Another highlight to the month of May is the annual God's Country Project Healing Waters Event. Project Healing Waters' goal is to expose Veterans to the powerful healing quality of fly fishing. It aims to heal the physical and psychological scars of war. For three days each year, the generous folks of Potter County have the honor and privilege to host Vets (usually 12-15) being treated at VA Hospitals mostly from Batavia or Erie, but some from all across the country.

The Event begins with a parade through the county where people from all around can greet the honored guests. They are then taken to the First Fork Lodge (First Fork of the Sinnemahoning) where they stay the next few nights. Over three days, they're introduced to fly casting and fly tying, and then they have the entire Trout Preserve at Big Moore's Run to match wits with huge brown and rainbow trout.

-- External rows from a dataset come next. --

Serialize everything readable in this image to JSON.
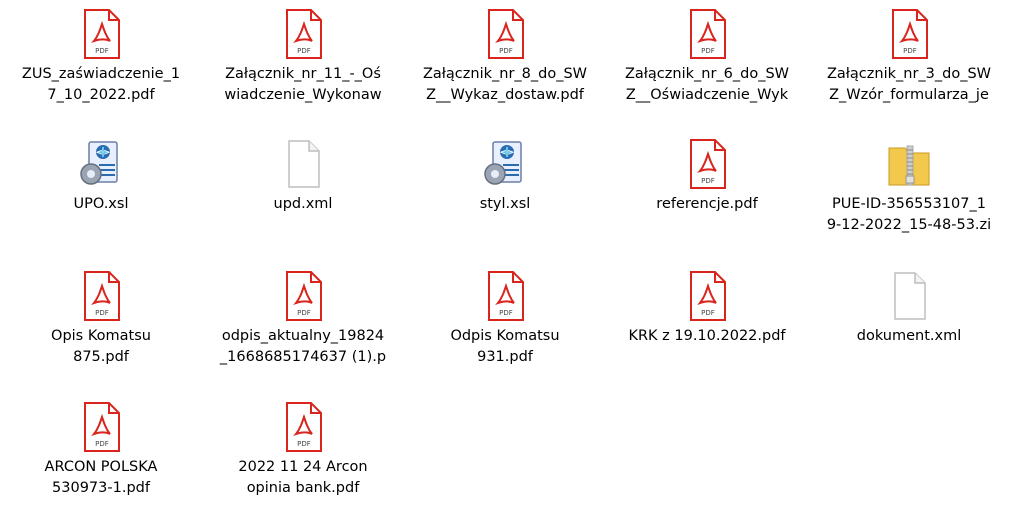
{
  "files": [
    {
      "line1": "ZUS_zaświadczenie_1",
      "line2": "7_10_2022.pdf",
      "icon": "pdf-icon"
    },
    {
      "line1": "Załącznik_nr_11_-_Oś",
      "line2": "wiadczenie_Wykonaw",
      "icon": "pdf-icon"
    },
    {
      "line1": "Załącznik_nr_8_do_SW",
      "line2": "Z__Wykaz_dostaw.pdf",
      "icon": "pdf-icon"
    },
    {
      "line1": "Załącznik_nr_6_do_SW",
      "line2": "Z__Oświadczenie_Wyk",
      "icon": "pdf-icon"
    },
    {
      "line1": "Załącznik_nr_3_do_SW",
      "line2": "Z_Wzór_formularza_je",
      "icon": "pdf-icon"
    },
    {
      "line1": "UPO.xsl",
      "line2": "",
      "icon": "xsl-icon"
    },
    {
      "line1": "upd.xml",
      "line2": "",
      "icon": "file-icon"
    },
    {
      "line1": "styl.xsl",
      "line2": "",
      "icon": "xsl-icon"
    },
    {
      "line1": "referencje.pdf",
      "line2": "",
      "icon": "pdf-icon"
    },
    {
      "line1": "PUE-ID-356553107_1",
      "line2": "9-12-2022_15-48-53.zi",
      "icon": "zip-icon"
    },
    {
      "line1": "Opis Komatsu",
      "line2": "875.pdf",
      "icon": "pdf-icon"
    },
    {
      "line1": "odpis_aktualny_19824",
      "line2": "_1668685174637 (1).p",
      "icon": "pdf-icon"
    },
    {
      "line1": "Odpis Komatsu",
      "line2": "931.pdf",
      "icon": "pdf-icon"
    },
    {
      "line1": "KRK z 19.10.2022.pdf",
      "line2": "",
      "icon": "pdf-icon"
    },
    {
      "line1": "dokument.xml",
      "line2": "",
      "icon": "file-icon"
    },
    {
      "line1": "ARCON POLSKA",
      "line2": "530973-1.pdf",
      "icon": "pdf-icon"
    },
    {
      "line1": "2022 11 24  Arcon",
      "line2": "opinia bank.pdf",
      "icon": "pdf-icon"
    }
  ],
  "colors": {
    "pdf_red": "#d9251d",
    "folder_yellow": "#f2c94c",
    "xsl_blue": "#2b6cb0"
  }
}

Every year, it astounds me how thankful these guys are. "You mean, you took vacation days from your job... to spend time with me... to teach me to fly fish?" In reality, it's us, the volunteers that have the honor of spending time with these heroes who risked so much to serve our country. A few hours spent giving back to these guys is so little in comparison to what they gave for all of us. It's because of these folks that we have the rights and freedoms we enjoy every day. It's truly been an honor to meet, fish with, and talk to multiple recipients of the Medal of Honor and Purple Heart Award.

Trying to get enough good fishing in the month of May really is like trying to drink from a fire hose. The hard part is taking a minute, stepping back, and appreciating how good it really is. One thing for sure is there are no shortage of good days. I don't think the trout will notice when we flip the calendar page. Enjoy the best time of the year.